Image Credit: NASA/JPL-Caltech/Malin Space Science Systems

On Friday Sept. 7, 2012 (Sol 32) the Mars Science Laboratory rover “Curiosity” turned its camera around and snapped this picture of itself from its landing spot in Gale Crater. The camera fixture is located on Curiosity’s spindly robotic arm. 

Although the public views the segment of the rover in this image as the rover’s “face” it is actually Curiosity’s Remote Sensing Mast.

To take this image, the rover used the Mars Hand Lens Imager or “MAHLI.” The position of the image was determined by the configuration of the MAHLI, in this particular case the instruments dust cover was closed (which is why the image is hazy).

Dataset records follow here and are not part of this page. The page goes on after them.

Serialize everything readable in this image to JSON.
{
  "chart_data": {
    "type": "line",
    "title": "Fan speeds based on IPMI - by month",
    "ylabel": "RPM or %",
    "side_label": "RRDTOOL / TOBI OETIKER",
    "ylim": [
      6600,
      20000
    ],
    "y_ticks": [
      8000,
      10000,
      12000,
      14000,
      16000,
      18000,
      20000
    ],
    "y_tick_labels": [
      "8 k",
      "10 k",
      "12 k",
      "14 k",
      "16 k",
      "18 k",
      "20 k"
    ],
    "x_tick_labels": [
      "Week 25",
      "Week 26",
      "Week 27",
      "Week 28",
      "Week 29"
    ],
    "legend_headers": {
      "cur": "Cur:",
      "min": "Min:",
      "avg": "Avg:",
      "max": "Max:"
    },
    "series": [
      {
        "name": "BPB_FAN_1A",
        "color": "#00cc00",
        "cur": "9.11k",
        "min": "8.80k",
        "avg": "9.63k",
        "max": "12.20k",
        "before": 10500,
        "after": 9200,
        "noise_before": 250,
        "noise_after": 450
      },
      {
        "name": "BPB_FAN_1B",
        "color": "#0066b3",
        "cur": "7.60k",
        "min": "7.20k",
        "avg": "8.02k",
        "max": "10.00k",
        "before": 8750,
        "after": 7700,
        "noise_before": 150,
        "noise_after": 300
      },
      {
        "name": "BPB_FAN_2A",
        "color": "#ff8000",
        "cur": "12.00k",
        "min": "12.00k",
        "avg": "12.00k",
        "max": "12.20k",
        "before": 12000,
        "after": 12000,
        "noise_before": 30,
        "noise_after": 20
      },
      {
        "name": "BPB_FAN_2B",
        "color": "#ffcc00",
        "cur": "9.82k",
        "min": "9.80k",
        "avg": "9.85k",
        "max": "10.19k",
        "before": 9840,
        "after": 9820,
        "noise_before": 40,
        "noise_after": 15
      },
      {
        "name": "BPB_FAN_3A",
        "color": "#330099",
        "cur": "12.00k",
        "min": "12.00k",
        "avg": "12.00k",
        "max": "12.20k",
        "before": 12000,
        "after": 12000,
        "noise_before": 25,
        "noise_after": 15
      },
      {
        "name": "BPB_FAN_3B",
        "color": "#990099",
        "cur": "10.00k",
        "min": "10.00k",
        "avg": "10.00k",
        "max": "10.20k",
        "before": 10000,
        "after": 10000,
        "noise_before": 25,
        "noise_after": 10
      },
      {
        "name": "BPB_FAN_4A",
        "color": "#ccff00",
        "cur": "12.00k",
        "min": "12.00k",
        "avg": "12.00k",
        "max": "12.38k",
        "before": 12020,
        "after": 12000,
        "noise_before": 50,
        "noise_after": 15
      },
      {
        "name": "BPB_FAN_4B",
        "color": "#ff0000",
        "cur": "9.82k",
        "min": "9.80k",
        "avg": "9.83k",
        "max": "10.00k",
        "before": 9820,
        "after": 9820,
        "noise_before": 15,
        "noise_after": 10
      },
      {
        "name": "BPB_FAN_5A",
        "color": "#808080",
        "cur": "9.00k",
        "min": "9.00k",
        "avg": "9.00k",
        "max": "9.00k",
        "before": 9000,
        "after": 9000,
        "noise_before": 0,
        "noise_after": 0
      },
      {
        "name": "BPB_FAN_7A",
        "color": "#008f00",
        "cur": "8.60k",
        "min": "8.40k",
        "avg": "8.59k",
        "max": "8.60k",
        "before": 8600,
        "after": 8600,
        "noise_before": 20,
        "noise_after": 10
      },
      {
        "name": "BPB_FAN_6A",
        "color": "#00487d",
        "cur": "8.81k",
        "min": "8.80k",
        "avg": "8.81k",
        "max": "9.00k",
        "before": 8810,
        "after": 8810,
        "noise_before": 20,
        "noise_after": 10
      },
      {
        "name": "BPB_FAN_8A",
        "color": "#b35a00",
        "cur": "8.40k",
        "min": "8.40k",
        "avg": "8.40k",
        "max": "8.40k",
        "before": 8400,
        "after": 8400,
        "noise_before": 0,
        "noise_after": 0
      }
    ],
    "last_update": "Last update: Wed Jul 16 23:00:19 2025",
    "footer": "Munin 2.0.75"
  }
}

The left eye of Curiosity’s Mastcam took this image of the camera on the rover’s arm, the Mars Hand Lens Imager (MAHLI), during the 30th Martian day, or sol, of the rover’s mission on Mars. MAHLI is one of the tools on a turret at the end of the rover’s robotic arm. Image Credit: NASA/JPL-Caltech/Malin Space Science Systems

The “eye” contains the rover’s Mastcam and ChemCam camers. ChemCam is the most powerful laser ever utilized on another world.

Curiosity’s operators were testing out MAHLI as well as other tools located on the instrument turret at the end of the rover’s arm.